On Thu, Nov 30, 2023 at 09:30:32PM -0500, Dennis Clarke wrote:
> On 11/30/23 20:32, Thomas Dickey wrote:
> > On Thu, Nov 30, 2023 at 07:44:45PM -0500, Dennis Clarke via Bug reports
> for ncurses, the GNU implementation of curses wrote:
> >> On 11/25/23 19:08, Thomas Dickey wrote:
> >>> Files:
> ...
> >> Dear Sir :
> >>
> >>      I see these messages in my email fairly often. I admire the endless
> >> maintenance and work that it takes to support a critical library such as
> >> ncurses. I am left with a question, something on my mind for some years
> >> now, is there a page or document somewhere that explains how to build a
> >> good result from these sources? I am going with a guess that a trivial
> >> good ol fashioned "./configure --prefix=$SOMEPLACE" would get the job
> >> done. However I am just not sure about that.
> >
> > That's a starting point (which produces static libraries by default).
> >
> > The INSTALL file in the sources lists all of the configure options.
> > I've a web-browsable version of that here:
> >
>     Thank you for the reply. I was just reading through the INSTALL file
> from the source tarball and it seemed fairly clear to me that I could
> just easily do this :
> 
> e#
> e# ./configure --prefix=/opt/bw --with-shared
> checking for ggrep... no
> checking for grep... grep
> checking for egrep... grep -E
> Configuring NCURSES 6.4 ABI 6 (Fri Dec  1 00:54:37 GMT 2023)
> checking for package version... 6.4
> checking for package patch date... 20231125
> checking build system type... x86_64-pc-linux-gnu
> checking host system type... x86_64-pc-linux-gnu
> checking target system type... x86_64-pc-linux-gnu
> Configuring for linux-gnu
> .
> .
> .
> 
> That seems to work like a charm and the compile results in a library for
> wide char support :
> 
>     ./lib/libncursesw.so.6.4
> 
> Then I took a look inside the test directory and gave that a trivial
> ./configure and make.

The test/configure script is intended for use with the separate tarball
"ncurses-examples".

        https://invisible-island.net/ncurses/ncurses-examples.html

By default, the top-level configure script sets up a makefile in the
test directory, and the result usually works okay (the test programs
default to using rpath in the build-tree when you do this).

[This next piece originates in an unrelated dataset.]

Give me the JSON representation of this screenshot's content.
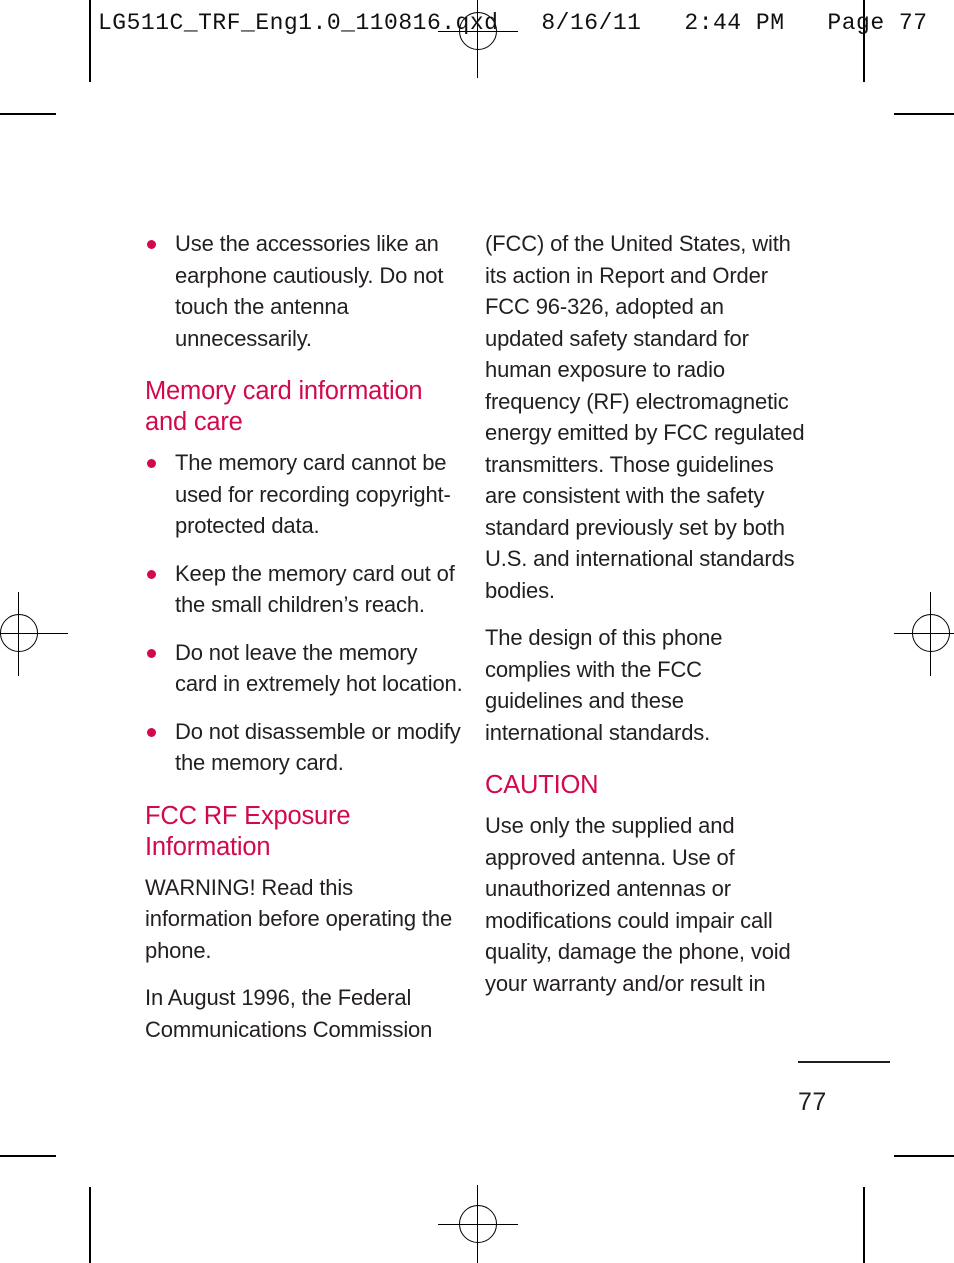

> So now I have hanoi linked against the wrong libs :
> 
> e#
> e# ldd hanoi
>         linux-vdso.so.1 (0x00007fffb85e1000)
>         libncurses.so.6 => /lib/x86_64-linux-gnu/libncurses.so.6
> (0x00007fc658be3000)
>         libtinfo.so.6 => /lib/x86_64-linux-gnu/libtinfo.so.6
> (0x00007fc658bb0000)
>         libm.so.6 => /lib/x86_64-linux-gnu/libm.so.6 (0x00007fc658ad1000)
>         libc.so.6 => /lib/x86_64-linux-gnu/libc.so.6 (0x00007fc6588f0000)
>         /lib64/ld-linux-x86-64.so.2 (0x00007fc658c16000)
> e#
> 
> 
> > Most people use packages that others have built
> Something I have plenty of experience with. However I thought it would
> be a good idea to try my own toolchain and get the latest ncurses etc.
> This has been a real source of education again.
> 
> > replacing ncurses on
> > your machine can be a source of pain if it's not done right because the
> > shell is likely to depend upon it.
> 
> My objective is to have a toolchain under /opt/bw that contains most of
> the essential bits I need. That means a new bash shell which will be
> built after I have readline and ncurses taken care of. I already have
> the GCC compiler and a pile of other things built and isolated into that
> directory tree.
> 
> I get the feeling that I need to install the new ncurses *before* trying
> any of the test code bits. That would sort out the location of the libs
> and with -Wl,-rpath=/opt/bw/lib,--enable-new-dtags I should have a
> decent RPATH in the output ELF files. What bothers me is the terminfo
> database and how that is involved.

The configure script lets you specify the defaults for $TERMINFO and
$TERMINFO_DIRS, so that it's possible to configure ncurses's $TERMINFO
in some other location than the system's terminal database - and with
$TERMINFO_DIRS, to use the system's terminal database as a fallback.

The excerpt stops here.